Mientras seguía avanzando por el túnel del LHC en dirección al laboratorio, Vittoria se dio cuenta de que estaba a punto de revelar el mayor logro de su padre sin que él estuviera presente. Siempre había creído que ese momento sería completamente distinto; que su padre llevaría a los mejores científicos del CERN a su laboratorio y les mostraría su descubrimiento mientras observaba sus rostros de asombro. Luego, henchido de paternal orgullo, les explicaría que había sido una de las ideas de Vittoria la que lo había ayudado a hacer realidad ese proyecto, que su hija había sido una parte integral en su hallazgo. La joven sintió un nudo en la garganta. «Mi padre y yo deberíamos haber compartido este momento.» Ahora, sin embargo, estaba sola. Sin colegas ni rostros de felicidad. Sólo un estadounidense desconocido y Maximilian Kohler.

«Maximilian Kohler. Der König

Ya de pequeña a Vittoria le desagradaba ese hombre. Aunque finalmente llegó a respetar su increíble intelecto, el gélido comportamiento del que hacía gala siempre le había parecido inhumano, la antítesis exacta de la calidez de su padre. A Kohler le interesaba la ciencia por su lógica inmaculada; a su padre, por su maravillosa espiritualidad. Y, sin embargo, siempre había parecido existir un tácito respeto entre ambos. «Los genios —le explicó alguien una vez— aceptan incondicionalmente a los demás genios.»

«Genio —pensó ella—. Mi padre... Papá. Muerto.»

La entrada al laboratorio de Leonardo Vetra era un largo y aséptico pasillo completamente recubierto de baldosas blancas.
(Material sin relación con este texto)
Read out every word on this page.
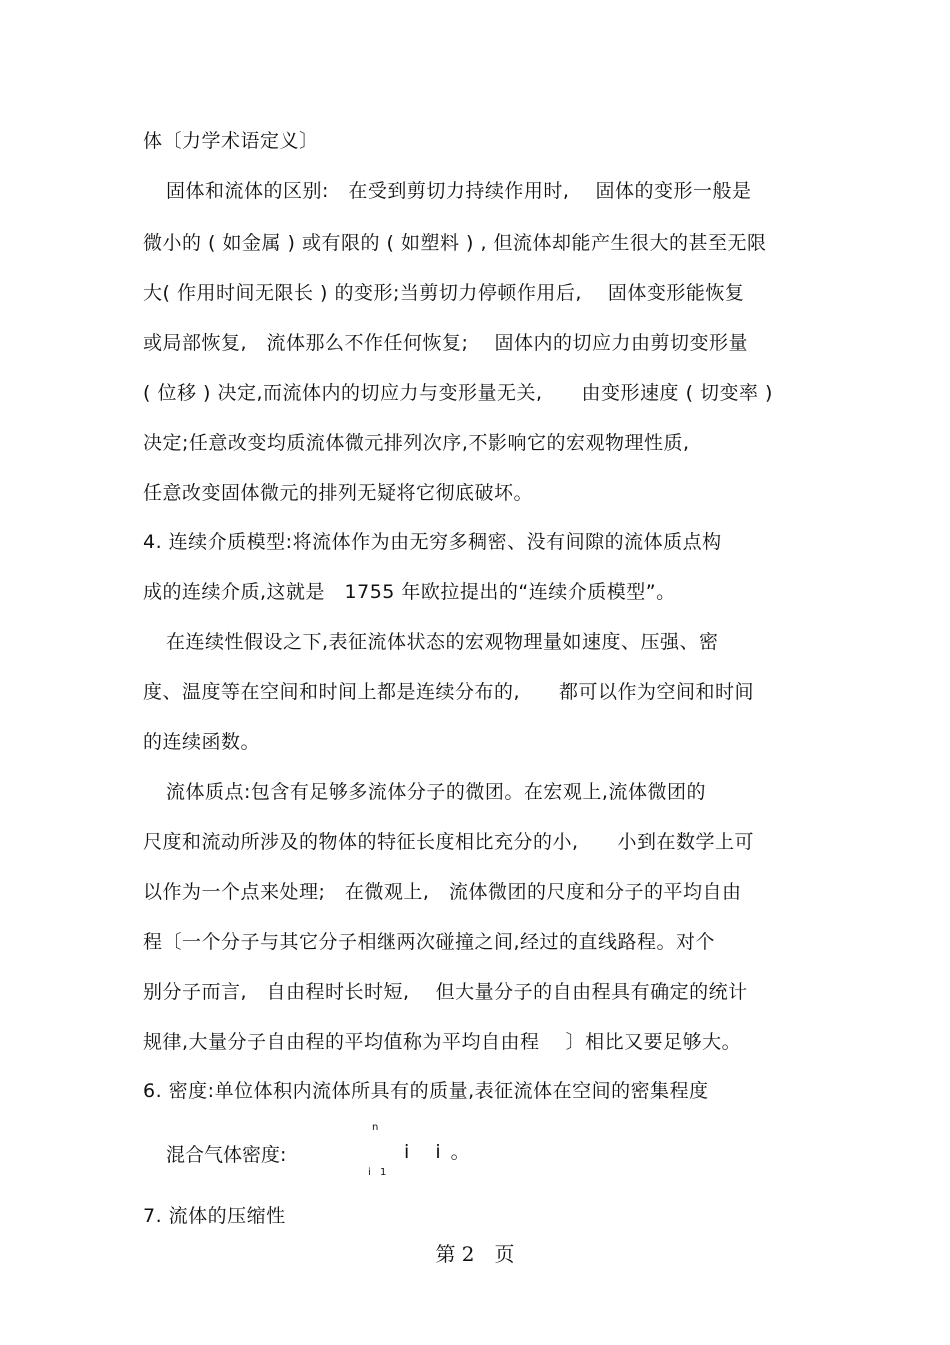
体〔力学术语定义〕
固体和流体的区别:　在受到剪切力持续作用时,　 固体的变形一般是
微小的 ( 如金属 ) 或有限的 ( 如塑料 ) , 但流体却能产生很大的甚至无限
大( 作用时间无限长 ) 的变形;当剪切力停顿作用后,　 固体变形能恢复
或局部恢复,　流体那么不作任何恢复;　 固体内的切应力由剪切变形量
( 位移 ) 决定,而流体内的切应力与变形量无关,　　由变形速度 ( 切变率 )
决定;任意改变均质流体微元排列次序,不影响它的宏观物理性质,
任意改变固体微元的排列无疑将它彻底破坏。
4. 连续介质模型:将流体作为由无穷多稠密、没有间隙的流体质点构
成的连续介质,这就是　1755 年欧拉提出的“连续介质模型”。
在连续性假设之下,表征流体状态的宏观物理量如速度、压强、密
度、温度等在空间和时间上都是连续分布的,　　都可以作为空间和时间
的连续函数。
流体质点:包含有足够多流体分子的微团。在宏观上,流体微团的
尺度和流动所涉及的物体的特征长度相比充分的小,　　小到在数学上可
以作为一个点来处理;　在微观上,　流体微团的尺度和分子的平均自由
程〔一个分子与其它分子相继两次碰撞之间,经过的直线路程。对个
别分子而言,　自由程时长时短,　 但大量分子的自由程具有确定的统计
规律,大量分子自由程的平均值称为平均自由程　 〕相比又要足够大。
6. 密度:单位体积内流体所具有的质量,表征流体在空间的密集程度
混合气体密度:
n
i 1
i i。
7. 流体的压缩性
第 2　页
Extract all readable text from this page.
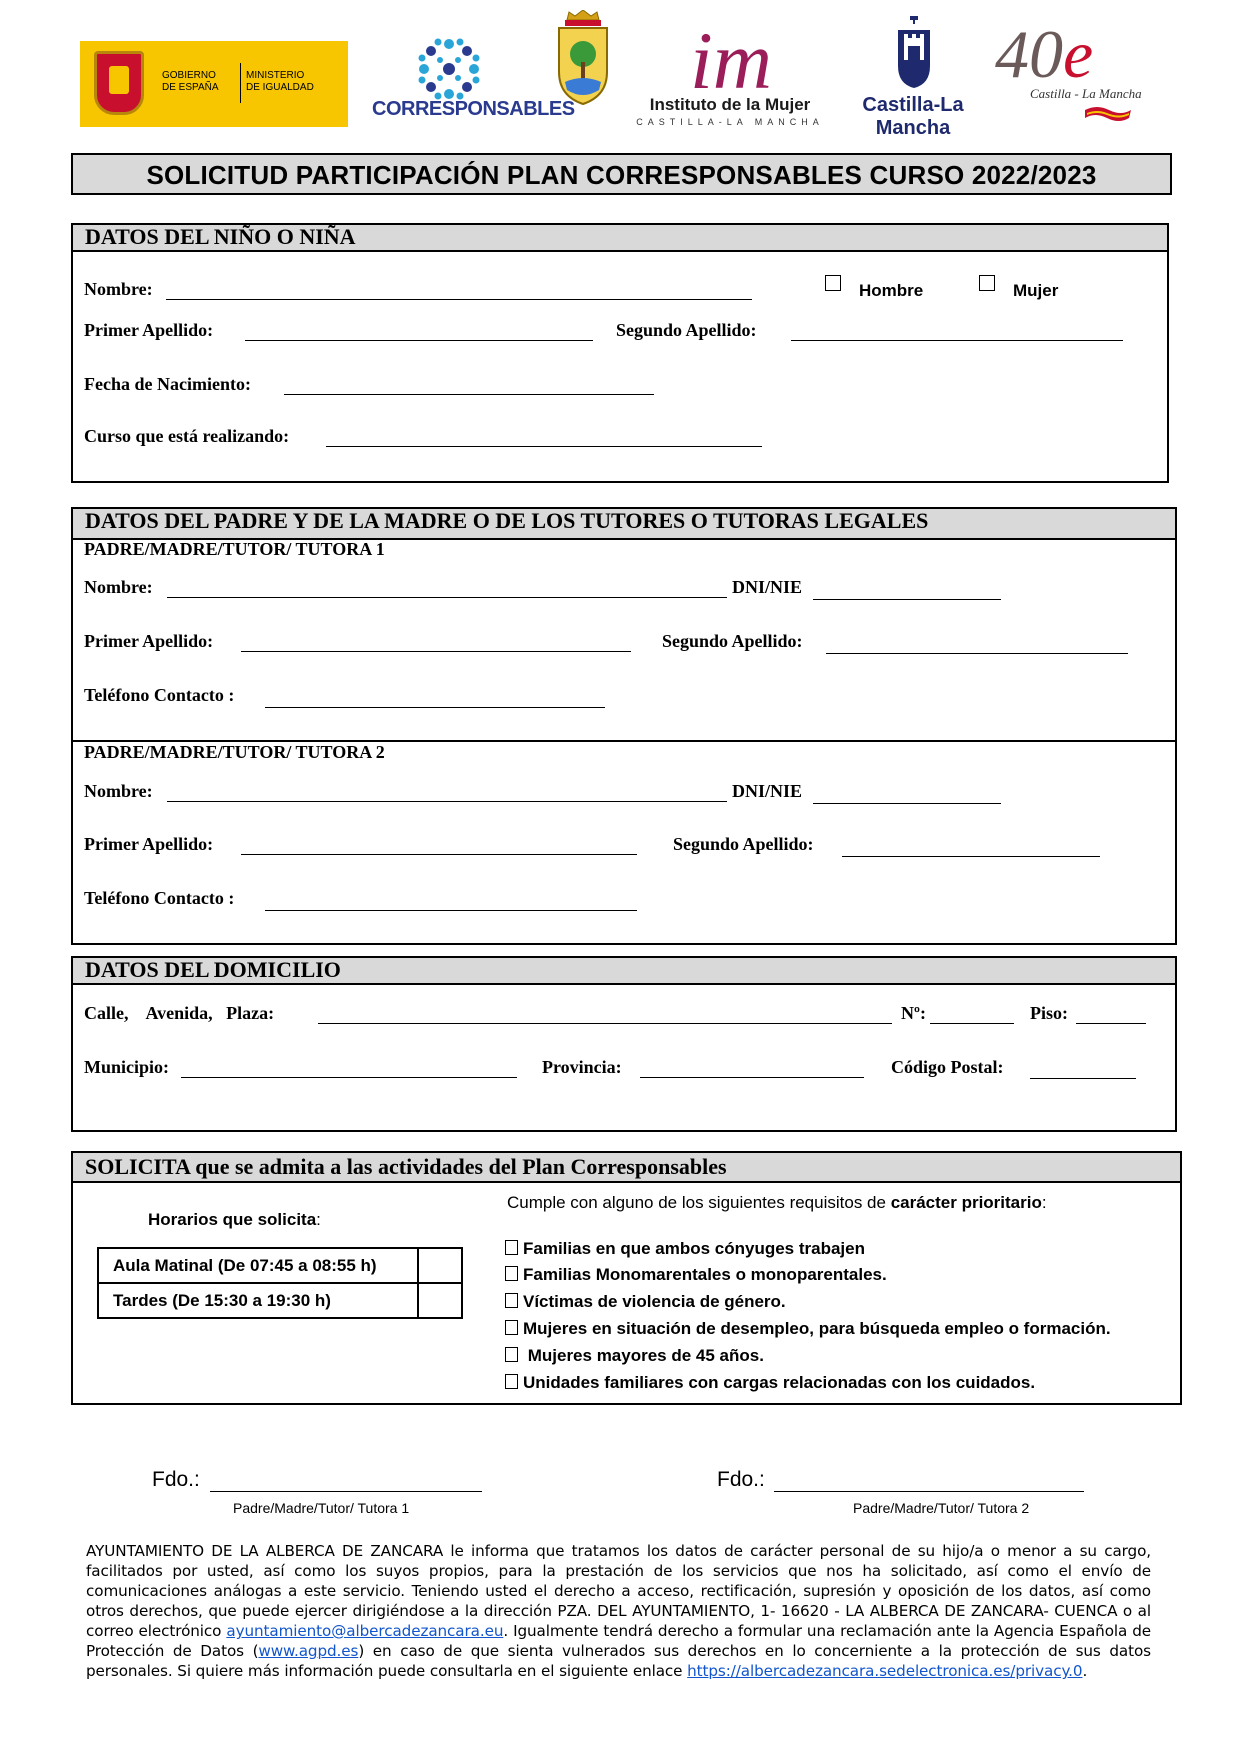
GOBIERNO
DE ESPAÑA
MINISTERIO
DE IGUALDAD
CORRESPONSABLES
im
Instituto de la Mujer
CASTILLA-LA MANCHA
Castilla-La Mancha
40e
Castilla - La Mancha
SOLICITUD PARTICIPACIÓN PLAN CORRESPONSABLES CURSO 2022/2023
DATOS DEL NIÑO O NIÑA
Nombre:	Hombre	Mujer
Primer Apellido:	Segundo Apellido:
Fecha de Nacimiento:
Curso que está realizando:
DATOS DEL PADRE Y DE LA MADRE O DE LOS TUTORES O TUTORAS LEGALES
PADRE/MADRE/TUTOR/ TUTORA 1
Nombre:	DNI/NIE
Primer Apellido:	Segundo Apellido:
Teléfono Contacto :
PADRE/MADRE/TUTOR/ TUTORA 2
Nombre:	DNI/NIE
Primer Apellido:	Segundo Apellido:
Teléfono Contacto :
DATOS DEL DOMICILIO
Calle,    Avenida,   Plaza:	Nº:	Piso:
Municipio:	Provincia:	Código Postal:
SOLICITA que se admita a las actividades del Plan Corresponsables
Horarios que solicita:
Aula Matinal (De 07:45 a 08:55 h)	
Tardes (De 15:30 a 19:30 h)	
Cumple con alguno de los siguientes requisitos de carácter prioritario:
Familias en que ambos cónyuges trabajen
Familias Monomarentales o monoparentales.
Víctimas de violencia de género.
Mujeres en situación de desempleo, para búsqueda empleo o formación.
Mujeres mayores de 45 años.
Unidades familiares con cargas relacionadas con los cuidados.
Fdo.:
Padre/Madre/Tutor/ Tutora 1
Fdo.:
Padre/Madre/Tutor/ Tutora 2
AYUNTAMIENTO DE LA ALBERCA DE ZANCARA le informa que tratamos los datos de carácter personal de su hijo/a o menor a su cargo, facilitados por usted, así como los suyos propios, para la prestación de los servicios que nos ha solicitado, así como el envío de comunicaciones análogas a este servicio. Teniendo usted el derecho a acceso, rectificación, supresión y oposición de los datos, así como otros derechos, que puede ejercer dirigiéndose a la dirección PZA. DEL AYUNTAMIENTO, 1- 16620 - LA ALBERCA DE ZANCARA- CUENCA o al correo electrónico ayuntamiento@albercadezancara.eu. Igualmente tendrá derecho a formular una reclamación ante la Agencia Española de Protección de Datos (www.agpd.es) en caso de que sienta vulnerados sus derechos en lo concerniente a la protección de sus datos personales. Si quiere más información puede consultarla en el siguiente enlace https://albercadezancara.sedelectronica.es/privacy.0.
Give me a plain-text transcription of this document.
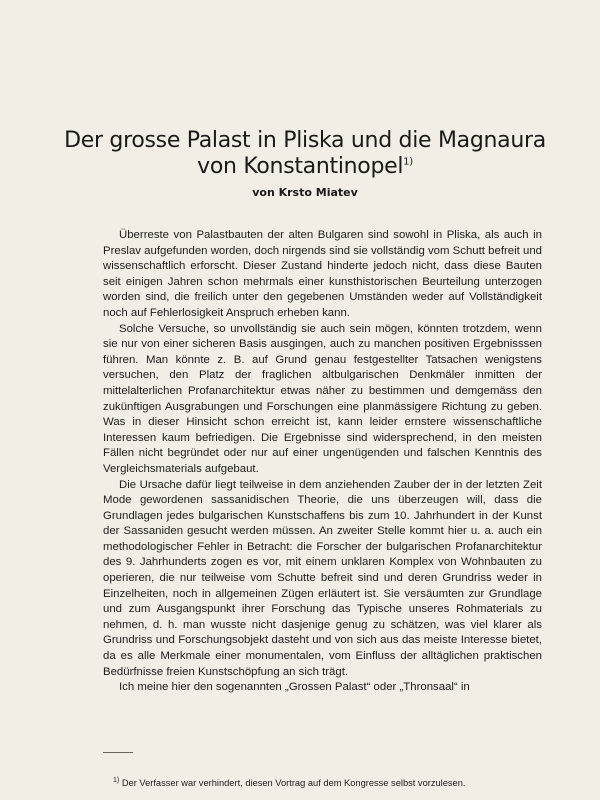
Der grosse Palast in Pliska und die Magnaura
von Konstantinopel$^{1)}$
von Krsto Miatev

Überreste von Palastbauten der alten Bulgaren sind sowohl in Pliska, als auch in Preslav aufgefunden worden, doch nirgends sind sie vollständig vom Schutt befreit und wissenschaftlich erforscht. Dieser Zustand hinderte jedoch nicht, dass diese Bauten seit einigen Jahren schon mehrmals einer kunsthistorischen Beurteilung unterzogen worden sind, die freilich unter den gegebenen Umständen weder auf Vollständigkeit noch auf Fehlerlosigkeit Anspruch erheben kann.

Solche Versuche, so unvollständig sie auch sein mögen, könnten trotzdem, wenn sie nur von einer sicheren Basis ausgingen, auch zu manchen positiven Ergebnisssen führen. Man könnte z. B. auf Grund genau festgestellter Tatsachen wenigstens versuchen, den Platz der fraglichen altbulgarischen Denkmäler inmitten der mittelalterlichen Profanarchitektur etwas näher zu bestimmen und demgemäss den zukünftigen Ausgrabungen und Forschungen eine planmässigere Richtung zu geben. Was in dieser Hinsicht schon erreicht ist, kann leider ernstere wissenschaftliche Interessen kaum befriedigen. Die Ergebnisse sind widersprechend, in den meisten Fällen nicht begründet oder nur auf einer ungenügenden und falschen Kenntnis des Vergleichsmaterials aufgebaut.

Die Ursache dafür liegt teilweise in dem anziehenden Zauber der in der letzten Zeit Mode gewordenen sassanidischen Theorie, die uns überzeugen will, dass die Grundlagen jedes bulgarischen Kunstschaffens bis zum 10. Jahrhundert in der Kunst der Sassaniden gesucht werden müssen. An zweiter Stelle kommt hier u. a. auch ein methodologischer Fehler in Betracht: die Forscher der bulgarischen Profanarchitektur des 9. Jahrhunderts zogen es vor, mit einem unklaren Komplex von Wohnbauten zu operieren, die nur teilweise vom Schutte befreit sind und deren Grundriss weder in Einzelheiten, noch in allgemeinen Zügen erläutert ist. Sie versäumten zur Grundlage und zum Ausgangspunkt ihrer Forschung das Typische unseres Rohmaterials zu nehmen, d. h. man wusste nicht dasjenige genug zu schätzen, was viel klarer als Grundriss und Forschungsobjekt dasteht und von sich aus das meiste Interesse bietet, da es alle Merkmale einer monumentalen, vom Einfluss der alltäglichen praktischen Bedürfnisse freien Kunstschöpfung an sich trägt.

Ich meine hier den sogenannten „Grossen Palast“ oder „Thronsaal“ in

$^{1)}$ Der Verfasser war verhindert, diesen Vortrag auf dem Kongresse selbst vorzulesen.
Langdon tuvo la sensación de que entraba en una especie de manicomio subterráneo. En las paredes había docenas de imágenes en blanco y negro enmarcadas. Aunque se había dedicado toda su vida al estudio de imágenes, éstas le resultaban absolutamente incomprensibles. Parecían caóticos negativos de rayas y espirales aleatorias. «¿Arte moderno? —pensó—. ¿Jackson Pollock bajo los efectos de las anfetaminas?»

—Son diagramas de dispersión —explicó Vittoria al advertir su interés—. Representaciones infográficas de colisiones de partículas. Ésa es la partícula Z —dijo señalando un tenue rastro casi invisible en medio de la confusión—. Mi padre la descubrió hace cinco años. Energía pura, sin masa. Podría muy bien ser la pieza más pequeña de la naturaleza. La materia no es más que energía atrapada.